Sul Giorno, il direttore Michele Brambilla commenta una foto di prima pagina: una fila davanti a un supermercato in Brianza.

«Tutto regolare – scrive – sia chiaro: mascherine, distanziamento eccetera. Ma che cosa devono pensare tutti coloro che da un anno sono costretti a stare chiusi? Ristoranti, bar, palestre, cinema e teatri? Che cosa devono pensare se non un “perché loro possono e noi no”? Quella foto introduce un tema di cui non si parla quasi mai: il senso di disparità di trattamento percepito da una buona parte del popolo italiano».
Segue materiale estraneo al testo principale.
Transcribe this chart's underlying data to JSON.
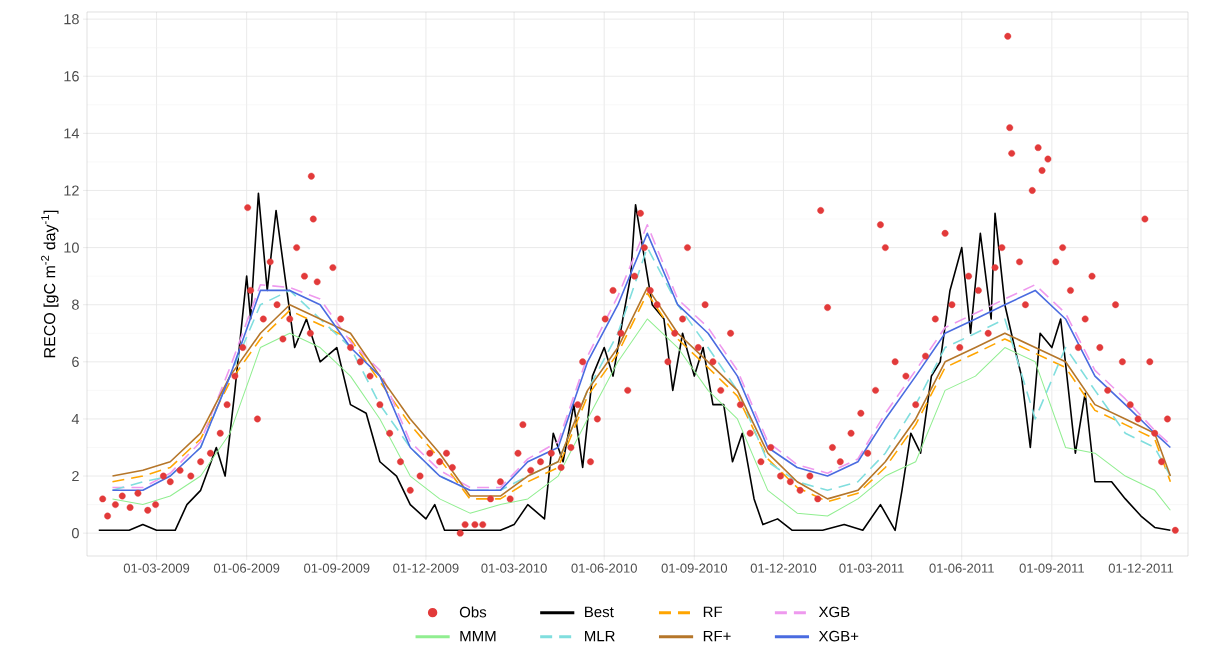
{
  "chart_data": {
    "type": "line",
    "ylabel": "RECO [gC m$^{-2}$ day$^{-1}$]",
    "xlim": [
      "2008-12-20",
      "2012-01-18"
    ],
    "xticks": [
      {
        "value": "2009-03-01",
        "label": "01-03-2009"
      },
      {
        "value": "2009-06-01",
        "label": "01-06-2009"
      },
      {
        "value": "2009-09-01",
        "label": "01-09-2009"
      },
      {
        "value": "2009-12-01",
        "label": "01-12-2009"
      },
      {
        "value": "2010-03-01",
        "label": "01-03-2010"
      },
      {
        "value": "2010-06-01",
        "label": "01-06-2010"
      },
      {
        "value": "2010-09-01",
        "label": "01-09-2010"
      },
      {
        "value": "2010-12-01",
        "label": "01-12-2010"
      },
      {
        "value": "2011-03-01",
        "label": "01-03-2011"
      },
      {
        "value": "2011-06-01",
        "label": "01-06-2011"
      },
      {
        "value": "2011-09-01",
        "label": "01-09-2011"
      },
      {
        "value": "2011-12-01",
        "label": "01-12-2011"
      }
    ],
    "ylim": [
      -0.8,
      18.25
    ],
    "yticks": [
      0,
      2,
      4,
      6,
      8,
      10,
      12,
      14,
      16,
      18
    ],
    "grid": true,
    "legend": "bottom",
    "x": [
      "2009-01-15",
      "2009-02-15",
      "2009-03-15",
      "2009-04-15",
      "2009-05-15",
      "2009-06-15",
      "2009-07-15",
      "2009-08-15",
      "2009-09-15",
      "2009-10-15",
      "2009-11-15",
      "2009-12-15",
      "2010-01-15",
      "2010-02-15",
      "2010-03-15",
      "2010-04-15",
      "2010-05-15",
      "2010-06-15",
      "2010-07-15",
      "2010-08-15",
      "2010-09-15",
      "2010-10-15",
      "2010-11-15",
      "2010-12-15",
      "2011-01-15",
      "2011-02-15",
      "2011-03-15",
      "2011-04-15",
      "2011-05-15",
      "2011-06-15",
      "2011-07-15",
      "2011-08-15",
      "2011-09-15",
      "2011-10-15",
      "2011-11-15",
      "2011-12-15",
      "2011-12-31"
    ],
    "series": [
      {
        "name": "Obs",
        "type": "scatter",
        "color": "#e23a3a",
        "x": [
          "2009-01-05",
          "2009-01-10",
          "2009-01-18",
          "2009-01-25",
          "2009-02-02",
          "2009-02-10",
          "2009-02-20",
          "2009-02-28",
          "2009-03-08",
          "2009-03-15",
          "2009-03-25",
          "2009-04-05",
          "2009-04-15",
          "2009-04-25",
          "2009-05-05",
          "2009-05-12",
          "2009-05-20",
          "2009-05-28",
          "2009-06-02",
          "2009-06-05",
          "2009-06-12",
          "2009-06-18",
          "2009-06-25",
          "2009-07-02",
          "2009-07-08",
          "2009-07-15",
          "2009-07-22",
          "2009-07-30",
          "2009-08-05",
          "2009-08-06",
          "2009-08-08",
          "2009-08-12",
          "2009-08-28",
          "2009-09-05",
          "2009-09-15",
          "2009-09-25",
          "2009-10-05",
          "2009-10-15",
          "2009-10-25",
          "2009-11-05",
          "2009-11-15",
          "2009-11-25",
          "2009-12-05",
          "2009-12-15",
          "2009-12-22",
          "2009-12-28",
          "2010-01-05",
          "2010-01-10",
          "2010-01-20",
          "2010-01-28",
          "2010-02-05",
          "2010-02-15",
          "2010-02-25",
          "2010-03-05",
          "2010-03-10",
          "2010-03-18",
          "2010-03-28",
          "2010-04-08",
          "2010-04-18",
          "2010-04-28",
          "2010-05-05",
          "2010-05-10",
          "2010-05-18",
          "2010-05-25",
          "2010-06-02",
          "2010-06-10",
          "2010-06-18",
          "2010-06-25",
          "2010-07-02",
          "2010-07-08",
          "2010-07-12",
          "2010-07-18",
          "2010-07-25",
          "2010-08-05",
          "2010-08-12",
          "2010-08-20",
          "2010-08-25",
          "2010-09-05",
          "2010-09-12",
          "2010-09-20",
          "2010-09-28",
          "2010-10-08",
          "2010-10-18",
          "2010-10-28",
          "2010-11-08",
          "2010-11-18",
          "2010-11-28",
          "2010-12-08",
          "2010-12-18",
          "2010-12-28",
          "2011-01-05",
          "2011-01-08",
          "2011-01-15",
          "2011-01-20",
          "2011-01-28",
          "2011-02-08",
          "2011-02-18",
          "2011-02-25",
          "2011-03-05",
          "2011-03-10",
          "2011-03-15",
          "2011-03-25",
          "2011-04-05",
          "2011-04-15",
          "2011-04-25",
          "2011-05-05",
          "2011-05-15",
          "2011-05-22",
          "2011-05-30",
          "2011-06-08",
          "2011-06-18",
          "2011-06-28",
          "2011-07-05",
          "2011-07-12",
          "2011-07-18",
          "2011-07-20",
          "2011-07-22",
          "2011-07-30",
          "2011-08-05",
          "2011-08-12",
          "2011-08-18",
          "2011-08-22",
          "2011-08-28",
          "2011-09-05",
          "2011-09-12",
          "2011-09-20",
          "2011-09-28",
          "2011-10-05",
          "2011-10-12",
          "2011-10-20",
          "2011-10-28",
          "2011-11-05",
          "2011-11-12",
          "2011-11-20",
          "2011-11-28",
          "2011-12-05",
          "2011-12-10",
          "2011-12-15",
          "2011-12-22",
          "2011-12-28",
          "2012-01-05"
        ],
        "values": [
          1.2,
          0.6,
          1.0,
          1.3,
          0.9,
          1.4,
          0.8,
          1.0,
          2.0,
          1.8,
          2.2,
          2.0,
          2.5,
          2.8,
          3.5,
          4.5,
          5.5,
          6.5,
          11.4,
          8.5,
          4.0,
          7.5,
          9.5,
          8.0,
          6.8,
          7.5,
          10.0,
          9.0,
          7.0,
          12.5,
          11.0,
          8.8,
          9.3,
          7.5,
          6.5,
          6.0,
          5.5,
          4.5,
          3.5,
          2.5,
          1.5,
          2.0,
          2.8,
          2.5,
          2.8,
          2.3,
          0.0,
          0.3,
          0.3,
          0.3,
          1.2,
          1.8,
          1.2,
          2.8,
          3.8,
          2.2,
          2.5,
          2.8,
          2.3,
          3.0,
          4.5,
          6.0,
          2.5,
          4.0,
          7.5,
          8.5,
          7.0,
          5.0,
          9.0,
          11.2,
          10.0,
          8.5,
          8.0,
          6.0,
          7.0,
          7.5,
          10.0,
          6.5,
          8.0,
          6.0,
          5.0,
          7.0,
          4.5,
          3.5,
          2.5,
          3.0,
          2.0,
          1.8,
          1.5,
          2.0,
          1.2,
          11.3,
          7.9,
          3.0,
          2.5,
          3.5,
          4.2,
          2.8,
          5.0,
          10.8,
          10.0,
          6.0,
          5.5,
          4.5,
          6.2,
          7.5,
          10.5,
          8.0,
          6.5,
          9.0,
          8.5,
          7.0,
          9.3,
          10.0,
          17.4,
          14.2,
          13.3,
          9.5,
          8.0,
          12.0,
          13.5,
          12.7,
          13.1,
          9.5,
          10.0,
          8.5,
          6.5,
          7.5,
          9.0,
          6.5,
          5.0,
          8.0,
          6.0,
          4.5,
          4.0,
          11.0,
          6.0,
          3.5,
          2.5,
          4.0,
          0.1
        ]
      },
      {
        "name": "Best",
        "color": "#000000",
        "x": [
          "2009-01-01",
          "2009-02-01",
          "2009-02-15",
          "2009-03-01",
          "2009-03-20",
          "2009-04-01",
          "2009-04-15",
          "2009-05-01",
          "2009-05-10",
          "2009-05-20",
          "2009-06-01",
          "2009-06-05",
          "2009-06-13",
          "2009-06-22",
          "2009-07-01",
          "2009-07-10",
          "2009-07-20",
          "2009-08-01",
          "2009-08-15",
          "2009-09-01",
          "2009-09-15",
          "2009-10-01",
          "2009-10-15",
          "2009-11-01",
          "2009-11-15",
          "2009-12-01",
          "2009-12-10",
          "2009-12-20",
          "2010-01-15",
          "2010-02-15",
          "2010-03-01",
          "2010-03-15",
          "2010-04-01",
          "2010-04-10",
          "2010-04-20",
          "2010-05-01",
          "2010-05-10",
          "2010-05-20",
          "2010-06-01",
          "2010-06-10",
          "2010-06-20",
          "2010-06-28",
          "2010-07-03",
          "2010-07-20",
          "2010-08-01",
          "2010-08-10",
          "2010-08-20",
          "2010-09-01",
          "2010-09-10",
          "2010-09-20",
          "2010-10-01",
          "2010-10-10",
          "2010-10-20",
          "2010-11-01",
          "2010-11-10",
          "2010-11-25",
          "2010-12-10",
          "2011-01-10",
          "2011-02-01",
          "2011-02-20",
          "2011-03-10",
          "2011-03-25",
          "2011-04-01",
          "2011-04-10",
          "2011-04-20",
          "2011-05-01",
          "2011-05-10",
          "2011-05-20",
          "2011-06-01",
          "2011-06-10",
          "2011-06-20",
          "2011-07-01",
          "2011-07-05",
          "2011-07-15",
          "2011-07-25",
          "2011-08-01",
          "2011-08-10",
          "2011-08-20",
          "2011-09-01",
          "2011-09-10",
          "2011-09-25",
          "2011-10-05",
          "2011-10-15",
          "2011-11-01",
          "2011-11-15",
          "2011-12-01",
          "2011-12-15",
          "2011-12-31"
        ],
        "values": [
          0.1,
          0.1,
          0.3,
          0.1,
          0.1,
          1.0,
          1.5,
          3.0,
          2.0,
          5.0,
          9.0,
          7.5,
          11.9,
          8.5,
          11.3,
          9.0,
          6.5,
          7.5,
          6.0,
          6.5,
          4.5,
          4.2,
          2.5,
          2.0,
          1.0,
          0.5,
          1.0,
          0.1,
          0.1,
          0.1,
          0.3,
          1.0,
          0.5,
          3.5,
          2.5,
          4.5,
          2.3,
          5.5,
          6.5,
          5.5,
          7.5,
          9.0,
          11.5,
          8.0,
          7.5,
          5.0,
          7.0,
          5.5,
          6.5,
          4.5,
          4.5,
          2.5,
          3.5,
          1.2,
          0.3,
          0.5,
          0.1,
          0.1,
          0.3,
          0.1,
          1.0,
          0.1,
          1.5,
          3.5,
          2.8,
          5.5,
          6.0,
          8.5,
          10.0,
          7.0,
          10.5,
          7.5,
          11.2,
          8.0,
          6.5,
          5.5,
          3.0,
          7.0,
          6.5,
          7.5,
          2.8,
          4.9,
          1.8,
          1.8,
          1.2,
          0.6,
          0.2,
          0.1
        ]
      },
      {
        "name": "RF",
        "line_style": "dashed",
        "color": "#ffa500",
        "values": [
          1.8,
          2.0,
          2.3,
          3.3,
          5.3,
          6.8,
          7.8,
          7.3,
          6.8,
          5.3,
          3.8,
          2.6,
          1.2,
          1.2,
          1.8,
          2.3,
          4.8,
          6.3,
          8.4,
          6.8,
          5.8,
          4.8,
          2.6,
          1.6,
          1.1,
          1.4,
          2.3,
          3.8,
          5.8,
          6.3,
          6.8,
          6.3,
          5.8,
          4.3,
          3.8,
          3.3,
          1.8
        ]
      },
      {
        "name": "XGB",
        "line_style": "dashed",
        "color": "#ee99ee",
        "values": [
          1.6,
          1.6,
          2.1,
          3.2,
          5.8,
          8.7,
          8.6,
          8.2,
          6.7,
          5.7,
          3.2,
          2.2,
          1.6,
          1.6,
          2.6,
          3.2,
          6.2,
          8.3,
          10.8,
          8.2,
          7.2,
          5.7,
          3.2,
          2.4,
          2.1,
          2.6,
          4.2,
          5.7,
          7.2,
          7.7,
          8.2,
          8.7,
          7.7,
          5.7,
          4.7,
          3.6,
          3.1
        ]
      },
      {
        "name": "MMM",
        "color": "#90ee90",
        "values": [
          1.2,
          1.0,
          1.3,
          2.0,
          3.5,
          6.5,
          7.0,
          6.5,
          5.5,
          4.0,
          2.0,
          1.2,
          0.7,
          1.0,
          1.2,
          2.0,
          4.0,
          6.0,
          7.5,
          6.5,
          5.0,
          4.0,
          1.5,
          0.7,
          0.6,
          1.2,
          2.0,
          2.5,
          5.0,
          5.5,
          6.5,
          6.0,
          3.0,
          2.8,
          2.0,
          1.5,
          0.8
        ]
      },
      {
        "name": "MLR",
        "line_style": "dashed",
        "color": "#80dede",
        "values": [
          1.5,
          1.8,
          2.0,
          3.0,
          5.5,
          8.0,
          8.5,
          7.5,
          6.5,
          4.5,
          3.0,
          2.0,
          1.5,
          1.5,
          2.0,
          2.5,
          5.0,
          7.0,
          10.0,
          8.0,
          6.5,
          5.0,
          2.5,
          1.8,
          1.5,
          1.8,
          2.8,
          4.5,
          6.5,
          7.0,
          7.5,
          4.0,
          6.5,
          5.0,
          3.5,
          3.0,
          2.0
        ]
      },
      {
        "name": "RF+",
        "color": "#b5762a",
        "values": [
          2.0,
          2.2,
          2.5,
          3.5,
          5.5,
          7.0,
          8.0,
          7.5,
          7.0,
          5.5,
          4.0,
          2.8,
          1.3,
          1.3,
          2.0,
          2.5,
          5.0,
          6.5,
          8.6,
          7.0,
          6.0,
          5.0,
          2.8,
          1.8,
          1.2,
          1.5,
          2.5,
          4.0,
          6.0,
          6.5,
          7.0,
          6.5,
          6.0,
          4.5,
          4.0,
          3.5,
          2.0
        ]
      },
      {
        "name": "XGB+",
        "color": "#4a6be0",
        "values": [
          1.5,
          1.5,
          2.0,
          3.0,
          5.5,
          8.5,
          8.5,
          8.0,
          6.5,
          5.5,
          3.0,
          2.0,
          1.5,
          1.5,
          2.5,
          3.0,
          6.0,
          8.0,
          10.5,
          8.0,
          7.0,
          5.5,
          3.0,
          2.3,
          2.0,
          2.5,
          4.0,
          5.5,
          7.0,
          7.5,
          8.0,
          8.5,
          7.5,
          5.5,
          4.5,
          3.5,
          3.0
        ]
      }
    ]
  }
}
«Infatti, si pensa sempre che la rabbia (vedi ora la foto sotto) sia provocata dal fatto che certe categorie sono esasperate da un anno di crisi. Invece no, non è solo quello il motivo di tanta rabbia. C’è anche la percezione – ma meglio sarebbe dire la constatazione – che il conto del Covid l’abbia pagato solo una parte degli italiani. E cioè quegli italiani che non possono riaprire e vedono altri che non devono chiudere».

«Molti ristoratori, baristi, gestori di cinema teatri e palestre dicono: anche noi possiamo garantire misure di sicurezza, perché non vi fidate? Perché loro possono e noi no? È un senso di ingiustizia che si somma a un altro fatto oggettivo: e cioè che i commercianti e le partite Iva hanno visto crollare i loro redditi, mentre i lavoratori dipendenti, specie nel settore pubblico, hanno continuato a prendere lo stipendio, magari lavorando da casa».

«E si fa fatica a far capire che questi che ora protestano sono la parte più debole del Paese. Contro di loro c’è un vecchio pregiudizio, coltivato soprattutto a sinistra: si dice che sono tutti evasori fiscali. Lo si dice perché magari si guarda al loro 730, senza pensare che chi ha una attività in proprio paga, oltre a quella sul reddito, un’infinità di altre tasse».

«Racconto sempre del mio gommista, che mi disse un giorno di pagare 18.000 euro all’anno di tassa per i rifiuti. “Per forza – gli obiettai – con tutti i pneumatici che gettate…”. “Eh no, mi rispose: quelli vengono smaltiti da un consorzio privato, che paghiamo noi. I rifiuti che io produco consistono in un sacchetto di bicchierini di plastica del caffè a settimana. Cambiando gomme, non si producono rifiuti. Ma pago 18.000 euro all’anno perché la tassa è calcolata a metratura”. Un’assurdità fra le tante, che poi magari ti porta a non fare qualche fattura».